Gerçekçi sınırlar ve kendi kendini kontrol etme ihtiyacını karşılamak, bir kişiye bir şeyleri sona erdirme, benim için neyin önemli olup neyin olmadığı konusunda bir seçim yapma fırsatı verir, özdenetim geliştirir.

Aksi takdirde erteleme (sürekli erteleme) gelişir.

4. Duyguların ifade özgürlüğü. Çocuğun diğer insanlarla, ebeveynleri ile duygusal bir bağ hissetmesi çok önemlidir. Duygularını sonuna kadar ifade etme yeteneği vardı. Aksi takdirde, önemli olmadığı için ihtiyaçlarınız hakkında konuşmamak için inanç gelişir, çünkü ben önemli değilim. Çocuk, duygularını ifade ettiği için eleştirildiyse, bağırdıysa veya dövüldüyse, örneğin: Neden ağlıyorsun, kapa çeneni, seni evde ayarlayacağım, o zaman daha büyük yaşta, bu tür insanlar prensipte zor buluyor duyguları göstermek için. Bu insanların derin inancı, ihtiyaçlarımın önemli olmadığıdır.

5. Spontanelik ve oyun. Hayattan zevk alma yeteneğinden sorumlu olan temel ihtiyaç, içimizdeki çocuğun bir kısmını kendiliğinden içerir.

Ne yazık ki, iş yükü nedeniyle çok sayıda sorun, görev, bazen yetişkinler “iç çocuğunu” kaybeder. İçimizdeki çocuk hangi koşullarda nerede açılır?
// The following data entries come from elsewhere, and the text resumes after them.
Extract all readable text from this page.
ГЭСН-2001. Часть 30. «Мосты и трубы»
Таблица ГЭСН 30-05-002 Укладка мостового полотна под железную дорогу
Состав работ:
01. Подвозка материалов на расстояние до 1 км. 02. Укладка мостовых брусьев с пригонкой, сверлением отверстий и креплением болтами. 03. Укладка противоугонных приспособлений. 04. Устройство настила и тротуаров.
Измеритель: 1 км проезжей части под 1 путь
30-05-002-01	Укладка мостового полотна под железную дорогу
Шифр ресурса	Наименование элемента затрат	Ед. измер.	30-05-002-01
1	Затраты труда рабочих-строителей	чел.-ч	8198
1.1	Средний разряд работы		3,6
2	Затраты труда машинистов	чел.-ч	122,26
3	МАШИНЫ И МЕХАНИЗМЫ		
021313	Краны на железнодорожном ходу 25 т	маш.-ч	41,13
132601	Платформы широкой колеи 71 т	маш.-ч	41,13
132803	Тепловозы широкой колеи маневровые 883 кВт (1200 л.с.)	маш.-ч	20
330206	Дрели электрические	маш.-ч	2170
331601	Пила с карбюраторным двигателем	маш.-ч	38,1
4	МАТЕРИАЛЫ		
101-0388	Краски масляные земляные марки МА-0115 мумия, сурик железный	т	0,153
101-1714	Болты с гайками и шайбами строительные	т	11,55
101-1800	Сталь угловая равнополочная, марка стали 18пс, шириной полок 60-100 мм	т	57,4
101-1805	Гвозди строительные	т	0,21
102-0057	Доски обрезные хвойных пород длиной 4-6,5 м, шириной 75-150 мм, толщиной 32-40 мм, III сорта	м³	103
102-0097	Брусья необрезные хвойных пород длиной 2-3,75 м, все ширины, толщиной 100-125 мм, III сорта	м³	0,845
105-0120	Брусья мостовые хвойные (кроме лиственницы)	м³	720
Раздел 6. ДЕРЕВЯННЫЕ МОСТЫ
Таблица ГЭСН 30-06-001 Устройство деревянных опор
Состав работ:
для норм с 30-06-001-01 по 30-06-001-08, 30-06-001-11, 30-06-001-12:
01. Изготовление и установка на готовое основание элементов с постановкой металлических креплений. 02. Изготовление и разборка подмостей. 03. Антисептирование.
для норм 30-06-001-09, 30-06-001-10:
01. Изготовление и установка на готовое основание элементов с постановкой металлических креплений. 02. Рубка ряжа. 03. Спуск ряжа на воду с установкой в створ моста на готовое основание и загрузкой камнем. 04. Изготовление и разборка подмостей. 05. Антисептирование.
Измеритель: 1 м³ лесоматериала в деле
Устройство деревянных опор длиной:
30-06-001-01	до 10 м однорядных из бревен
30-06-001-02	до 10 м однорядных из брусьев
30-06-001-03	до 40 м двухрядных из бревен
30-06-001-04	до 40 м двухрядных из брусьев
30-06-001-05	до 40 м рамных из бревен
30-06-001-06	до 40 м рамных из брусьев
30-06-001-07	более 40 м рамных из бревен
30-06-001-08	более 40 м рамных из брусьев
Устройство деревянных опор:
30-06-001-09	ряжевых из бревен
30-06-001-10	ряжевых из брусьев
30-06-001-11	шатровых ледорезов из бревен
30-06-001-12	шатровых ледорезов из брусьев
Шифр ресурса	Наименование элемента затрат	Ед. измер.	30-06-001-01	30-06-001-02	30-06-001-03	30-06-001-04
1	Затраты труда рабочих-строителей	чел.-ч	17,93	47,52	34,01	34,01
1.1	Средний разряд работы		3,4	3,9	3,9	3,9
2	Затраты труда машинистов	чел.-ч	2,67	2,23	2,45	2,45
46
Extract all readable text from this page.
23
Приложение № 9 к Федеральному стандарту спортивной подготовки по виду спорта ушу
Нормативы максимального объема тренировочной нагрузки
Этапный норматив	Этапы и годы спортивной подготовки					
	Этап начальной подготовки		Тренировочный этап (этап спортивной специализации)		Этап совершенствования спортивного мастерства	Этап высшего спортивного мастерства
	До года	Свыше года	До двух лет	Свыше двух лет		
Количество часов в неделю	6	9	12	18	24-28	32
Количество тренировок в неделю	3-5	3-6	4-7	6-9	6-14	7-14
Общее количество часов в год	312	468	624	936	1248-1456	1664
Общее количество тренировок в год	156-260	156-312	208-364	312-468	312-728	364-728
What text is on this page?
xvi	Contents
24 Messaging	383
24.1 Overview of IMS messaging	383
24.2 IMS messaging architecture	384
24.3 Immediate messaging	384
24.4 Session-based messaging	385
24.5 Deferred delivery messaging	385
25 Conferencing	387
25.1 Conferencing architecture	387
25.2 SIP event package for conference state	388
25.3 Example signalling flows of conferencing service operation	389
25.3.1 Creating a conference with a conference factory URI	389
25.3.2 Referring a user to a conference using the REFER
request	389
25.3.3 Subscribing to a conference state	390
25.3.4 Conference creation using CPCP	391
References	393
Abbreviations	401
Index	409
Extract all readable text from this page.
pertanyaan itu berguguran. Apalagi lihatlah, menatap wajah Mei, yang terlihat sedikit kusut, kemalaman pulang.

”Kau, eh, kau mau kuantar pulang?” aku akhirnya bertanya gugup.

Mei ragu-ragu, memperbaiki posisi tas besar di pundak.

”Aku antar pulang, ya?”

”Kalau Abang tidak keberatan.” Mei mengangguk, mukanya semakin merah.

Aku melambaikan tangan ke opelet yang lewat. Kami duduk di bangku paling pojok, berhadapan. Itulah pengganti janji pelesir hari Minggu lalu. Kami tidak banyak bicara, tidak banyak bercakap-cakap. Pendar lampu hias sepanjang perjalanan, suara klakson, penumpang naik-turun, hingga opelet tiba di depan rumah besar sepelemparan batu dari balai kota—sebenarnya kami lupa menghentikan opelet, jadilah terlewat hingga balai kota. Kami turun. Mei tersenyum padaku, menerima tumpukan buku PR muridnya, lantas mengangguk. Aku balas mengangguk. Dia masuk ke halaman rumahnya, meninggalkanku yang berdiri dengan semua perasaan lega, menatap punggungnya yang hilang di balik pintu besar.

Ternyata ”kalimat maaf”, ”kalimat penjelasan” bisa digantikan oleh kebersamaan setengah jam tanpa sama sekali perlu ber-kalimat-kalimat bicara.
Örneğin suda plaj voleybolu oynadığımızda ya da çocuklarımızla ya da arkadaşlarımızla kızak yaptığımızda hayvanlarla oynarız. Çocuk yasaklanmışsa veya çocuklukta, örneğin küçük bir erkek kardeşe bakma bahanesiyle oynama fırsatı vermemişse. Bu, mükemmeliyetçiliğe yol açar, bir kişi yapılan işten zevk almadığında, kendisi hakkında sürekli olarak aşırı seçicidir, aşırı özeleştiri yapar, yaşamın dolgunluğunu hissetmez.

Genel olarak, bir çocuğa bakan çok iyi ebeveynler bile, ideal olarak çocuğun tüm ihtiyaçlarını yüzde yüz karşılayamazlar. Ama ne yazık ki, eğer bir çocuk işlevsiz bir ailede yaşıyorsa ve ihtiyaçları karşılanmıyorsa, bu kendisi ve etrafındaki dünya hakkında olumsuz inançlar oluşturur ve yetişkin yaşamında zaten çok spesifik sorunlara yol açar. Bilişsel Davranışçı Psikoterapi bu tür sorunları düzeltmede ve çözmede başarılıdır.